Dumbo was released in October 1941 with characters including Dumbo, Jim Crow and Crow Chorus proved to be a monetary success. The movie only cost half the cost of Snow White with its ensemble of with Snow White and the dwarfs including Grumpy and Bashful and less than a 1/3 of the cost of Pinocchio and his friends Jiminy Cricket, Honest John and Gideon and 2/5 of the cost of Fantasia’s cast of Donald Duck, Daisy Duck and The Magic Brooms.
In August 1942, Bambi was premiered in Brookwood Forest and we met new friends including Bambi's Mother, Friend Owl and Mrs.
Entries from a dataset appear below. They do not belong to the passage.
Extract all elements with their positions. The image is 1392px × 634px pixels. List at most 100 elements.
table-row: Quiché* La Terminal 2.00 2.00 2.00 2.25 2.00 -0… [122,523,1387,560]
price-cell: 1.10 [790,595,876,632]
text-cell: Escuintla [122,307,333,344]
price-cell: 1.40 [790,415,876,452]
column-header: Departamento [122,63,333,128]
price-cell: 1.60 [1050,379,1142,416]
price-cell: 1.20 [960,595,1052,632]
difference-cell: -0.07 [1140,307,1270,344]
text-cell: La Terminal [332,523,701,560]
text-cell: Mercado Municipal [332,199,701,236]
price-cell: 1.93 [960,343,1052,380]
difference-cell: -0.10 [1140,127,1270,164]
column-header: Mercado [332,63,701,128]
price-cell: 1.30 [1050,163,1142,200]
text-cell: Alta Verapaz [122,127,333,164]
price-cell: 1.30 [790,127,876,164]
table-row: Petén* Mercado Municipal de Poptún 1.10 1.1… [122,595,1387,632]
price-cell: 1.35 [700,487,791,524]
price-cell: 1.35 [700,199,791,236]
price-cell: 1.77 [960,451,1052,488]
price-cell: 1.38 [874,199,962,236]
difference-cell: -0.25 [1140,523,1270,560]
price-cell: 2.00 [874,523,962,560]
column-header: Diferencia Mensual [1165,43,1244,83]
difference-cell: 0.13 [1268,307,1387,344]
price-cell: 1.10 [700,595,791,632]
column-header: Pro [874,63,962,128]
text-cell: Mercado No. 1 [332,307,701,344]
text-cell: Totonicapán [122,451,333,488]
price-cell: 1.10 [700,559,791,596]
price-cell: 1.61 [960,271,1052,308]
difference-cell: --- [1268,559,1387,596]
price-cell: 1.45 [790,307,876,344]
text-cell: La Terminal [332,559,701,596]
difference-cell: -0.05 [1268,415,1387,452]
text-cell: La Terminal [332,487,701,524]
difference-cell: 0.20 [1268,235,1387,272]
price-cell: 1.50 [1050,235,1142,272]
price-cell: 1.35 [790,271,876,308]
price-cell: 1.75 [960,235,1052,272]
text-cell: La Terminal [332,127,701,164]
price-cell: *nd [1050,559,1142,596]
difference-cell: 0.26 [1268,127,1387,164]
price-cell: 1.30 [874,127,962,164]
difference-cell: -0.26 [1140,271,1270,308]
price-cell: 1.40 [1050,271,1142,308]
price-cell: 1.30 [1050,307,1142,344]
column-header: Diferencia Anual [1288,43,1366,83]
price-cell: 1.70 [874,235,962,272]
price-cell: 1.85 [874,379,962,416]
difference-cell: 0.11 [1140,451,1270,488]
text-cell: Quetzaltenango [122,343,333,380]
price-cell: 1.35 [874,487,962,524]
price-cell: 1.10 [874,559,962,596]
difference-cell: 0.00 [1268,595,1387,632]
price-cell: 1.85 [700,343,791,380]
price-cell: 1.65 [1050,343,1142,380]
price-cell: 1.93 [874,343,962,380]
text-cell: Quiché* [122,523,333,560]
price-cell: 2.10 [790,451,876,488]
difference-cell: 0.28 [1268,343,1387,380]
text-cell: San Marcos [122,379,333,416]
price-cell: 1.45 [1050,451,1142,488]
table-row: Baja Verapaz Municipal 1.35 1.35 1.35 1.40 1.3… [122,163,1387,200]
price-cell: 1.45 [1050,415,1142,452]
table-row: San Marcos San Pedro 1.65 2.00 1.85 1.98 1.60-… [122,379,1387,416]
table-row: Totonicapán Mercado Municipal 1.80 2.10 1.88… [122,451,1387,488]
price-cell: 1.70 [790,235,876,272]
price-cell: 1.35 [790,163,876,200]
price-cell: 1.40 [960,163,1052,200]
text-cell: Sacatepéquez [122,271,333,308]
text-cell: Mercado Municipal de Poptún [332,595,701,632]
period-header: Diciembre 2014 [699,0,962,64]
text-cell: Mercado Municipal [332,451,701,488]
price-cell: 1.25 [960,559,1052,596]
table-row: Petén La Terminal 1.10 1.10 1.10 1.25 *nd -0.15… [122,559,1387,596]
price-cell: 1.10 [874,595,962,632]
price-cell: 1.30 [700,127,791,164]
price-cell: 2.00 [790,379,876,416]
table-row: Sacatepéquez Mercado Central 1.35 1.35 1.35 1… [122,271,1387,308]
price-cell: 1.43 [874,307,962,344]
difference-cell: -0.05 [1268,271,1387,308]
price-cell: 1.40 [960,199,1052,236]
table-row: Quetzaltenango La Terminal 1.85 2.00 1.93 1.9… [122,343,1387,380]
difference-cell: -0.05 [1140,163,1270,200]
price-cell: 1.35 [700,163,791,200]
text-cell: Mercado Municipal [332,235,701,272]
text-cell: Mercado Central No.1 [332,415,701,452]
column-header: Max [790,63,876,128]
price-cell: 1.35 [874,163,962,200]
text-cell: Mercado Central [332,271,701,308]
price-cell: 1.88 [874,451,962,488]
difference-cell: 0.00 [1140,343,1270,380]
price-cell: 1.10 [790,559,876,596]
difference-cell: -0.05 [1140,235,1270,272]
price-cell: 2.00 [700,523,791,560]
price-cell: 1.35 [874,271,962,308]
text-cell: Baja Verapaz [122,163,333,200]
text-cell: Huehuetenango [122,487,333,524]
Rabbit.
Also in the 1940s, Walt Disney premiered shorts which included Saludos Amigos (1942), The Three Caballeros (1944), Make Mine Music (1946), Fun and Fancy Free (1947), Melody Time (1948), and The Adventures of Ichabod and Mr. Toad (1949). The studio also produced two features, Song of the South (1946) and So Dear to My Heart (1948), which were a combination of animated and live-action footage. Shorts production continued during this period as well, with Donald Duck and Pluto cartoons being the main output accompanied by cartoons starring Mickey Mouse, Figaro and in the 1950s, Chip 'n Dale and Humphrey the Bear.
Walt Disney also began re-releasing the previous features beginning with re-releases of Snow White in 1944 which brought back to the screen The Prince and the seven drawfs including Sleepy and Dopey Pinocchio and his friends Jiminy Cricket, Honest John and Gideon in 1945 and Fantasia in 1946 which returned Mickey Mouse with Chernabog, Yen Sid and Jack-in-the-Box. This led to a tradition of reissuing the Walt Disney features every 7 years, which lasted into the 1990s.
Upon its release in 1950, Cinderella proved to be a movie success. Brookwood Forest movie-goers , also saw the release Alice in Wonderland and were introduced to The March Hare, The Caterpillar and Mathilda. Parents in Brookwood Forest also took their childres to see Peter Pan and were delighted to meet Michael Darling, Mary Darling and Jeffrey Silver. What dog-lover in Brookwood Forest could forget the first time they saw Lady and the Tramp on screen and were delighted to meet Darling, Trusty and Boris.